Red Hat’s Vice President, Mike McGrath, responsible for the development of Fedora and Centos, recently shared the company’s stance on the termination of the publication of RHELSRPM packets in the Git.Centos.org repository. In a blog post, McGrath stated that Red Hat remains a supporter of open development processes and continues to act in the good of the community by opening its code and transmitting changes to upstream.
According to McGrath, Red Hat is valid in accordance with the requirements of the GPL license and therefore proposes leaving the RHELCENTOS Stream repository as the only public source of packets. The CentoS Stream project includes the initial texts of all packages, on the basis of which RHEL releases are formed, and this repository is available to everyone without restrictions.
However, the development of CentoS Stream is carried out in a way where not all the latest versions of packages will coincide with RHEL packages. If there are discrepancies, it should be perceived as an error that should be reported and which will be corrected. Red Hat does not see the value of RHEL and is not obliged to facilitate the operation of the distribution distribution.
But, dissatisfaction arises from the fact that Red Hat invests significant funds in ensuring long-term support for packages, developing new opportunities and launching changes while the creators of the repository resell someone else’s work without taking part in it and not providing anything in return. The distribution of products that completely duplicate other developments and created on the basis of simple rebound, without making their changes, poses a threat to companies specializing in open software, as well as the entire Open Source ecosystem, as they are able to discard open software to a state when it was the lot of lovers and hackers.

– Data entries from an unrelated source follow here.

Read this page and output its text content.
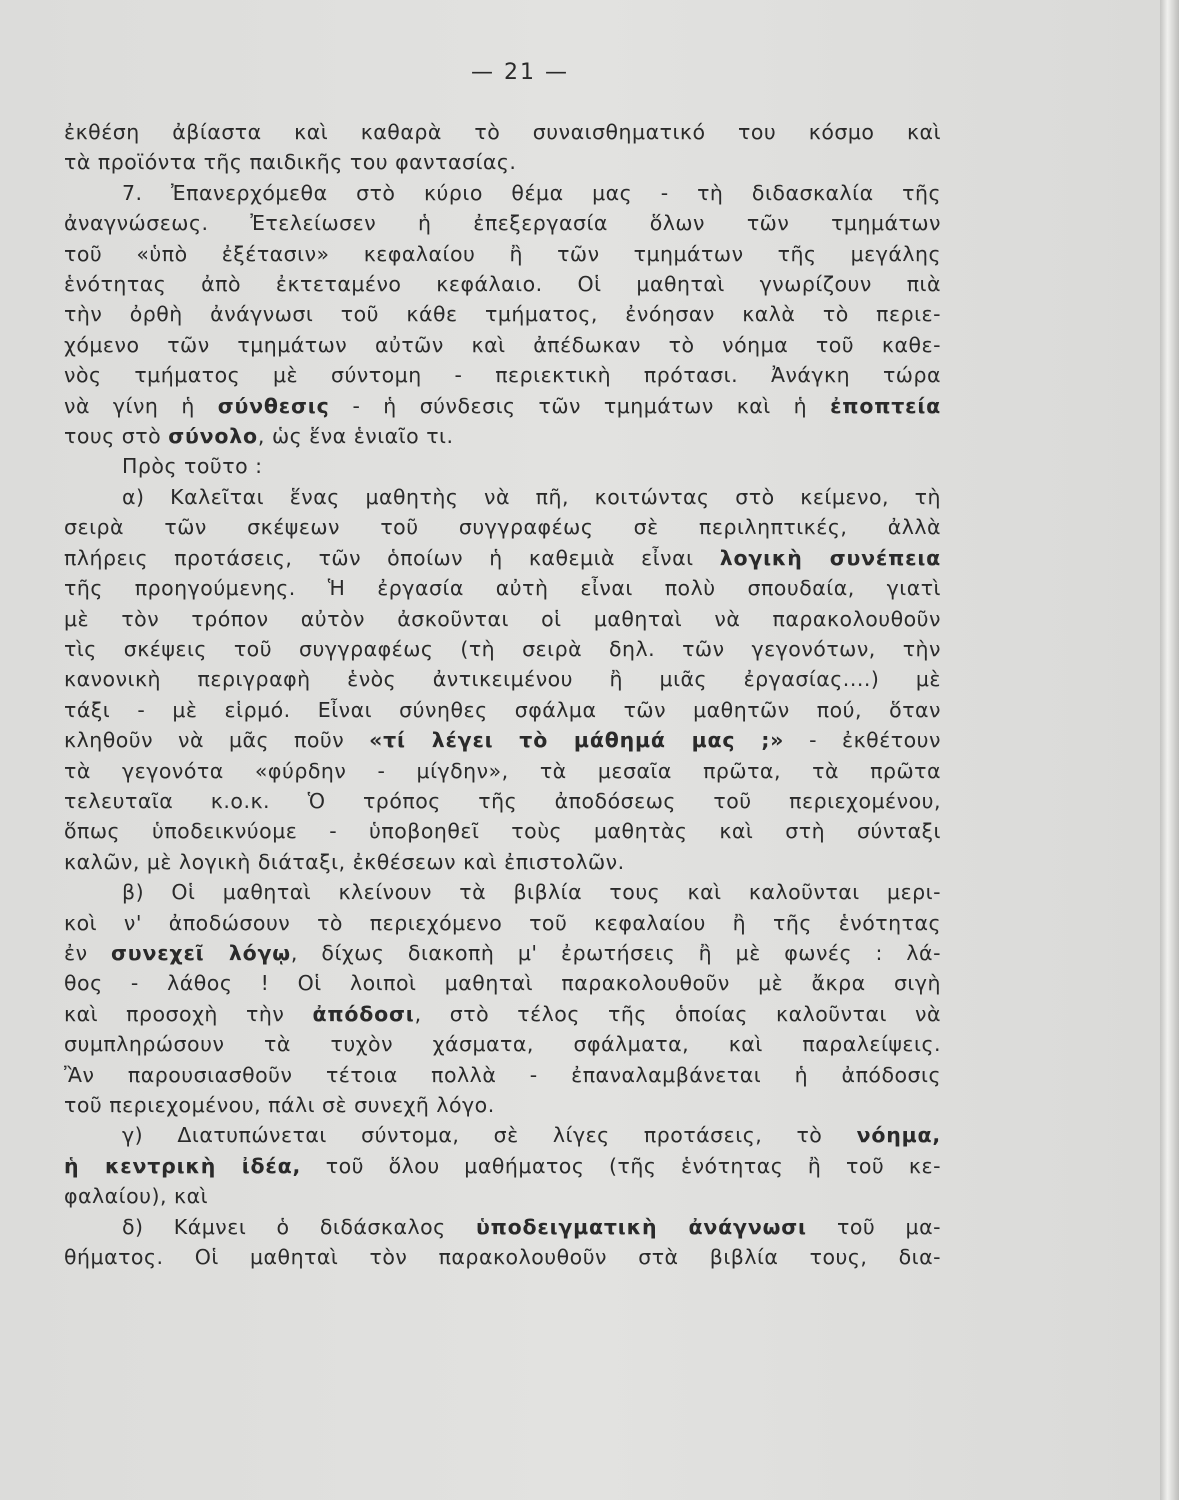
— 21 —
ἐκθέση ἀβίαστα καὶ καθαρὰ τὸ συναισθηματικό του κόσμο καὶ
τὰ προϊόντα τῆς παιδικῆς του φαντασίας.
7. Ἐπανερχόμεθα στὸ κύριο θέμα μας - τὴ διδασκαλία τῆς
ἀναγνώσεως. Ἐτελείωσεν ἡ ἐπεξεργασία ὅλων τῶν τμημάτων
τοῦ «ὑπὸ ἐξέτασιν» κεφαλαίου ἢ τῶν τμημάτων τῆς μεγάλης
ἑνότητας ἀπὸ ἐκτεταμένο κεφάλαιο. Οἱ μαθηταὶ γνωρίζουν πιὰ
τὴν ὀρθὴ ἀνάγνωσι τοῦ κάθε τμήματος, ἐνόησαν καλὰ τὸ περιε-
χόμενο τῶν τμημάτων αὐτῶν καὶ ἀπέδωκαν τὸ νόημα τοῦ καθε-
νὸς τμήματος μὲ σύντομη - περιεκτικὴ πρότασι. Ἀνάγκη τώρα
νὰ γίνη ἡ σύνθεσις - ἡ σύνδεσις τῶν τμημάτων καὶ ἡ ἐποπτεία
τους στὸ σύνολο, ὡς ἕνα ἑνιαῖο τι.
Πρὸς τοῦτο :
α) Καλεῖται ἕνας μαθητὴς νὰ πῆ, κοιτώντας στὸ κείμενο, τὴ
σειρὰ τῶν σκέψεων τοῦ συγγραφέως σὲ περιληπτικές, ἀλλὰ
πλήρεις προτάσεις, τῶν ὁποίων ἡ καθεμιὰ εἶναι λογικὴ συνέπεια
τῆς προηγούμενης. Ἡ ἐργασία αὐτὴ εἶναι πολὺ σπουδαία, γιατὶ
μὲ τὸν τρόπον αὐτὸν ἀσκοῦνται οἱ μαθηταὶ νὰ παρακολουθοῦν
τὶς σκέψεις τοῦ συγγραφέως (τὴ σειρὰ δηλ. τῶν γεγονότων, τὴν
κανονικὴ περιγραφὴ ἑνὸς ἀντικειμένου ἢ μιᾶς ἐργασίας....) μὲ
τάξι - μὲ εἱρμό. Εἶναι σύνηθες σφάλμα τῶν μαθητῶν πού, ὅταν
κληθοῦν νὰ μᾶς ποῦν «τί λέγει τὸ μάθημά μας ;» - ἐκθέτουν
τὰ γεγονότα «φύρδην - μίγδην», τὰ μεσαῖα πρῶτα, τὰ πρῶτα
τελευταῖα κ.ο.κ. Ὁ τρόπος τῆς ἀποδόσεως τοῦ περιεχομένου,
ὅπως ὑποδεικνύομε - ὑποβοηθεῖ τοὺς μαθητὰς καὶ στὴ σύνταξι
καλῶν, μὲ λογικὴ διάταξι, ἐκθέσεων καὶ ἐπιστολῶν.
β) Οἱ μαθηταὶ κλείνουν τὰ βιβλία τους καὶ καλοῦνται μερι-
κοὶ ν' ἀποδώσουν τὸ περιεχόμενο τοῦ κεφαλαίου ἢ τῆς ἑνότητας
ἐν συνεχεῖ λόγῳ, δίχως διακοπὴ μ' ἐρωτήσεις ἢ μὲ φωνές : λά-
θος - λάθος ! Οἱ λοιποὶ μαθηταὶ παρακολουθοῦν μὲ ἄκρα σιγὴ
καὶ προσοχὴ τὴν ἀπόδοσι, στὸ τέλος τῆς ὁποίας καλοῦνται νὰ
συμπληρώσουν τὰ τυχὸν χάσματα, σφάλματα, καὶ παραλείψεις.
Ἂν παρουσιασθοῦν τέτοια πολλὰ - ἐπαναλαμβάνεται ἡ ἀπόδοσις
τοῦ περιεχομένου, πάλι σὲ συνεχῆ λόγο.
γ) Διατυπώνεται σύντομα, σὲ λίγες προτάσεις, τὸ νόημα,
ἡ κεντρικὴ ἰδέα, τοῦ ὅλου μαθήματος (τῆς ἑνότητας ἢ τοῦ κε-
φαλαίου), καὶ
δ) Κάμνει ὁ διδάσκαλος ὑποδειγματικὴ ἀνάγνωσι τοῦ μα-
θήματος. Οἱ μαθηταὶ τὸν παρακολουθοῦν στὰ βιβλία τους, δια-
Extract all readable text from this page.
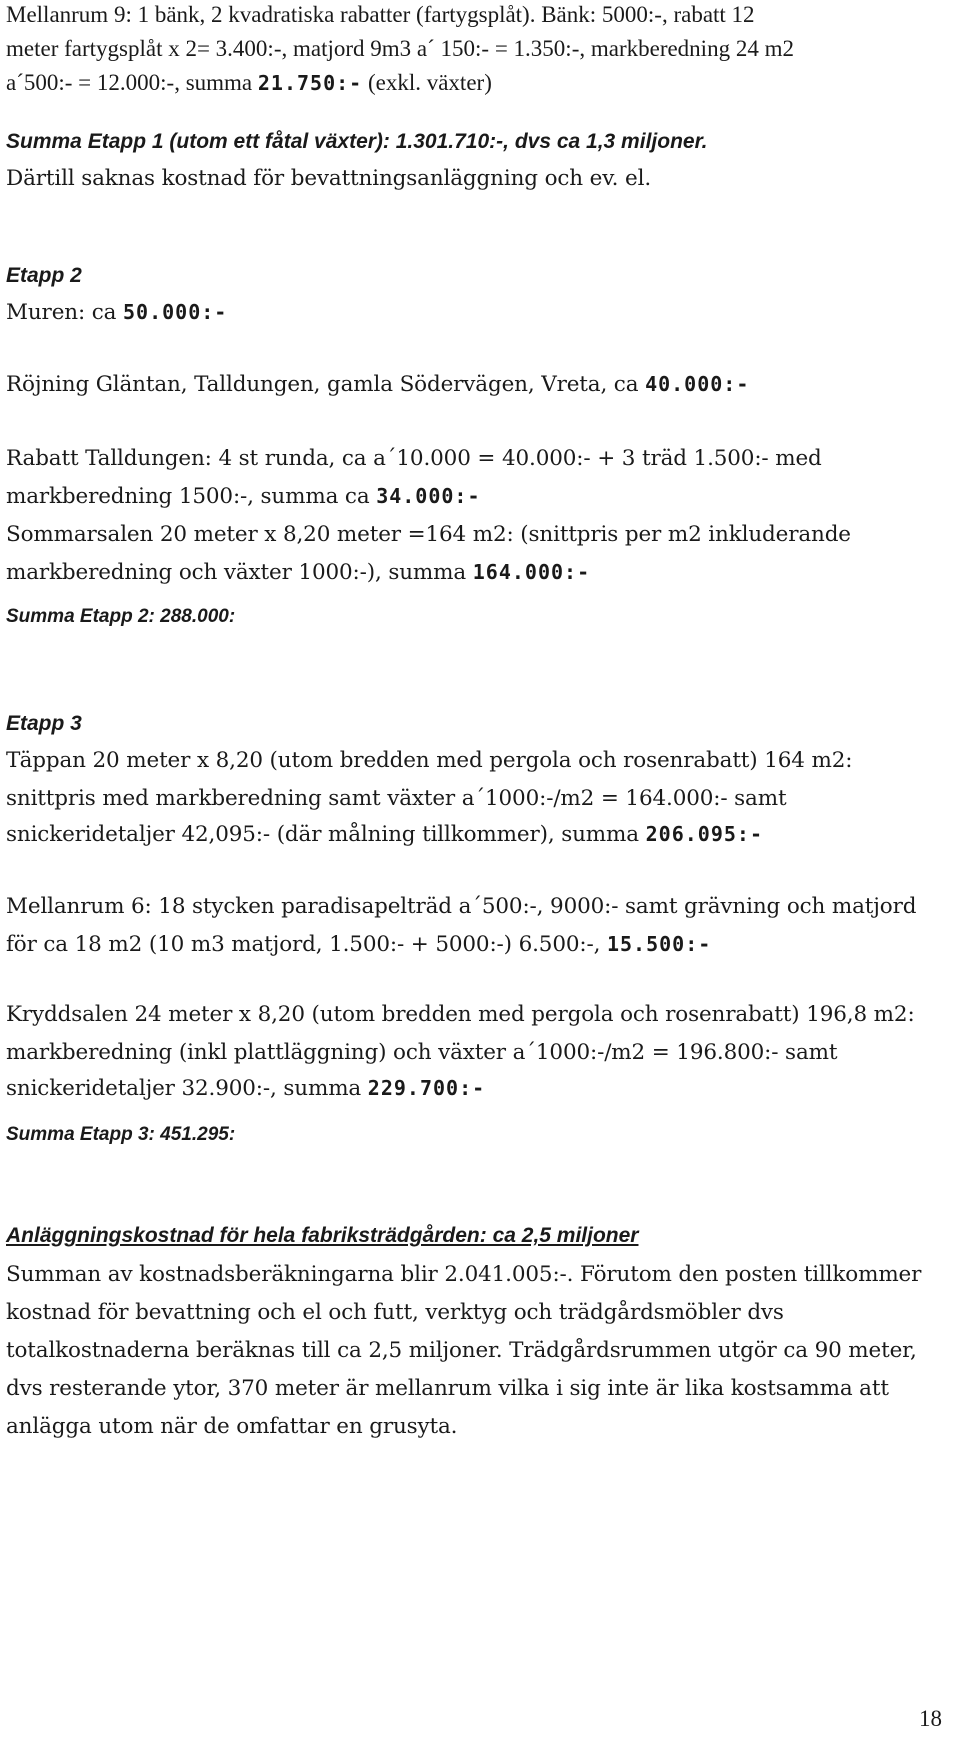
Mellanrum 9: 1 bänk, 2 kvadratiska rabatter (fartygsplåt). Bänk: 5000:-, rabatt 12
meter fartygsplåt x 2= 3.400:-, matjord 9m3 a´ 150:- = 1.350:-, markberedning 24 m2
a´500:- = 12.000:-, summa 21.750:- (exkl. växter)
Summa Etapp 1 (utom ett fåtal växter): 1.301.710:-, dvs ca 1,3 miljoner.
Därtill saknas kostnad för bevattningsanläggning och ev. el.
Etapp 2
Muren: ca 50.000:-
Röjning Gläntan, Talldungen, gamla Södervägen, Vreta, ca 40.000:-
Rabatt Talldungen: 4 st runda, ca a´10.000 = 40.000:- + 3 träd 1.500:- med
markberedning 1500:-, summa ca 34.000:-
Sommarsalen 20 meter x 8,20 meter =164 m2: (snittpris per m2 inkluderande
markberedning och växter 1000:-), summa 164.000:-
Summa Etapp 2: 288.000:
Etapp 3
Täppan 20 meter x 8,20 (utom bredden med pergola och rosenrabatt) 164 m2:
snittpris med markberedning samt växter a´1000:-/m2 = 164.000:- samt
snickeridetaljer 42,095:- (där målning tillkommer), summa 206.095:-
Mellanrum 6: 18 stycken paradisapelträd a´500:-, 9000:- samt grävning och matjord
för ca 18 m2 (10 m3 matjord, 1.500:- + 5000:-) 6.500:-, 15.500:-
Kryddsalen 24 meter x 8,20 (utom bredden med pergola och rosenrabatt) 196,8 m2:
markberedning (inkl plattläggning) och växter a´1000:-/m2 = 196.800:- samt
snickeridetaljer 32.900:-, summa 229.700:-
Summa Etapp 3: 451.295:
Anläggningskostnad för hela fabriksträdgården: ca 2,5 miljoner
Summan av kostnadsberäkningarna blir 2.041.005:-. Förutom den posten tillkommer
kostnad för bevattning och el och futt, verktyg och trädgårdsmöbler dvs
totalkostnaderna beräknas till ca 2,5 miljoner. Trädgårdsrummen utgör ca 90 meter,
dvs resterande ytor, 370 meter är mellanrum vilka i sig inte är lika kostsamma att
anlägga utom när de omfattar en grusyta.
18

However, the developers of the RHEL alternative assemblies, such as Almalinux and Rocky Linux, are dissatisfied over the termination of the publication of the package code on Git.Centos.org. They claim that this will complicate the preparation of completely compatible and identical in behavior (at the error level) of RHEL assemblies, as the Centers Stream repository is not completely synchronized with RHEL. Some patches may not be in packages, some packages (for example, with a core) are published with a delay, and the number of versions of packages in Centos Stream and Rhel do not always coincide. It is also worth noting that the RHEL distribution has been supported for 10 years, compared to Centos Stream which has only been updated for 5 years.